Para resolver nuestros problemas contamos con nuestras fuerzas, contamos con nuestras capacidades y habilidades, que nos permiten llevar adelante las obligaciones, los compromisos familiares, personales, sociales. Cristo ha venido a la tierra, y quiere vivir con nosotros esas preocupaciones, problemas y alegrías. Si vivimos con Él descubrimos el “reino de Dios, que está dentro de nosotros” y en la tierra; y nos preparamos para vivirlo con Él, y en Él, en el Cielo.
Para esto, el Señor nos invita a la “conversión”.El primer paso de la “conversión” a la que el Señor nos invita es tener clara conciencia de que Jesucristo está en la tierra; y en esa conciencia, creer en Él. Convertirnos es romper los moldes de los límites de nuestra inteligencia, y abrirnos a la luz de la Fe.
“Es preciso mirar al Niño, Amor nuestro, en la cuna. Hemos de mirarlo sabiendo que estamos delante de un misterio. Necesitamos aceptar el misterio por la fe y, también por la fe, ahondar en su contenido. Para esto, nos hacen falta las disposiciones humildes de alma cristiana: no querer reducir la grandeza de Dios a nuestros pobres conceptos, a nuestras explicaciones, sino comprender que ese misterio, en su oscuridad, es una luz que guía la vida de los hombres” (San Josemaría Escrivá. Es Cristo que pasa, n. 13).
El primer fruto de esa conversión a la Fe, de nuestra apertura vital al misterio de la vida de Cristo, es creer en el amor de Dios Padre que Dios Hijo nos viene a transmitir. “Dios probó su amor hacia nosotros en que, siendo pecadores, murió Cristo por nosotros” (Rom 5,8).

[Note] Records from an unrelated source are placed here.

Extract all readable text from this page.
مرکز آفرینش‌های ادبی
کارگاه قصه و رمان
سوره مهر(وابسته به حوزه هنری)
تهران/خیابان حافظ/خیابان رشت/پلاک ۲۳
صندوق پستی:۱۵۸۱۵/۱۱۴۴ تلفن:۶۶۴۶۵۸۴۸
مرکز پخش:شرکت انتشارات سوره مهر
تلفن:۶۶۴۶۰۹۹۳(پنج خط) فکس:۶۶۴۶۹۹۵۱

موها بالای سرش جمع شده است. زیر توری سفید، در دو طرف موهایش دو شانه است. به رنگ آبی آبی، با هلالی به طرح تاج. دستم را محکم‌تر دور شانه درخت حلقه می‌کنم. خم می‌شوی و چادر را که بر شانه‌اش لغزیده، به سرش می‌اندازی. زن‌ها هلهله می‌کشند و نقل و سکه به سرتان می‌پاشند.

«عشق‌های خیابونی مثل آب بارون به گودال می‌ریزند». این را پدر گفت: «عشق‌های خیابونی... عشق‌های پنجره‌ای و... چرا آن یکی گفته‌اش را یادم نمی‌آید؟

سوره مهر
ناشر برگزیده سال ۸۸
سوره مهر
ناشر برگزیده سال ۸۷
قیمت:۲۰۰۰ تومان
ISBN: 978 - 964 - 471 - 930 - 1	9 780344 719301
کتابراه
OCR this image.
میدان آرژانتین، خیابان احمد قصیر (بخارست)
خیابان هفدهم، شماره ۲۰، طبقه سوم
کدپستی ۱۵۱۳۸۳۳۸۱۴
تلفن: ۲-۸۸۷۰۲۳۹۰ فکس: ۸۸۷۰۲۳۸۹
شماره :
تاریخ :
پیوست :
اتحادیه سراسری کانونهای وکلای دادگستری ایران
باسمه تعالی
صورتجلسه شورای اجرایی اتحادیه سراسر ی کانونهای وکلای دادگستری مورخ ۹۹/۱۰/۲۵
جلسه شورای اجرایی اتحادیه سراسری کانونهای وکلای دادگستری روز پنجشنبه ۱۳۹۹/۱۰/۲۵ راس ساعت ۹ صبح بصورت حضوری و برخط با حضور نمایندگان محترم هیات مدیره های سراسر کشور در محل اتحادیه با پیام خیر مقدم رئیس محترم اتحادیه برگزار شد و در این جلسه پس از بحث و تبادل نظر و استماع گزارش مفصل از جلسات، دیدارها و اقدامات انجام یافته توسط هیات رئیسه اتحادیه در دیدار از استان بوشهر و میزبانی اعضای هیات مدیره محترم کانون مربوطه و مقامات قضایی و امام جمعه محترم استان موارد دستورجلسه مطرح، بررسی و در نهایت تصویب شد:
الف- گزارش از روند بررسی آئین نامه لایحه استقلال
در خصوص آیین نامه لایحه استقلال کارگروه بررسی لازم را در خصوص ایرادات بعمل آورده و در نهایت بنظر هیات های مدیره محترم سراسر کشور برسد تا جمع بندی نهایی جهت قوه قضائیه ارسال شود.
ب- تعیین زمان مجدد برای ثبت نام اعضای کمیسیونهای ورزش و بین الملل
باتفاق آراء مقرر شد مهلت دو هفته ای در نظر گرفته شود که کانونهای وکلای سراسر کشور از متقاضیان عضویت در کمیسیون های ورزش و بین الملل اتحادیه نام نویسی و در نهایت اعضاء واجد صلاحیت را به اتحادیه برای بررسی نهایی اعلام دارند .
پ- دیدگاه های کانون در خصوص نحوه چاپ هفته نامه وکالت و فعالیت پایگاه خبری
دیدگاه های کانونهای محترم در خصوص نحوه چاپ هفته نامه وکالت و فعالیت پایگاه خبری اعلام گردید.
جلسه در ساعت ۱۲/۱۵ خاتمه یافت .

Y la alegría de Dios cuando su Amor es acogido en el corazón del hombre: “Y yo os digo que en cielo será mayor la alegría por un pecador que haga penitencia que por noventa y nueve justos que no necesitan penitencia” (Lc 15,7-10).
En nuestra “conversión” hay momentos buenos y momentos malos. La vida del hombre es la vida del hijo pródigo: malgasta su herencia, vive malgastando toda la herencia, y haciendo el mal, pero no pierde la Fe en su Padre: sabe que siempre puede volver a la casa de su Padre y encontrará el perdón, la acogida. Y sabe que esto ocurrirá, si él personalmente se arrepiente.
¿Basta la apertura de la mente a la Luz? ¿Basta la Fe? No. “La fe , si no va acompañada de obras, está realmente muerta” (St 2,17). La “conversión”, que ilumina la inteligencia para que entendamos el afán redentor del Señor, cambia también el corazón del hombre. En el Evangelio de hoy leemos el gesto de las personas que escuchan a Cristo: “le traían los enfermos aquejados de toda clase de enfermedad y dolores, endemoniados, lunáticos y paralíticos. Y Él los curaba”.
La luz del Señor da sentido a toda la vida. Quienes tienen Fe en Él piensan enseguida en los demás. Y los acercan a Él, para que lo conozcan, porque saben que el mejor acto de caridad que pueden tener con las personas que les rodean es testimoniarle su Fe, y acercarlos a Cristo. Y, a la vez, los presentan al Señor en todas sus miserias y enfermedades, para que el Señor los cure. Con el Amor con que perdona nuestros pecados, cura nuestras enfermedades.
“Y le seguían multitudes venidas de Galilea, Decápolis, Jerusalén, Judea y Transjordania”. Así concluye el Evangelio de hoy. Roguemos al Señor que hoy, como entonces, muchas personas crean en el Hijo de Dios hecho hombre, en Jesucristo, y le acompañen y anuncien en todos los caminos de la tierra.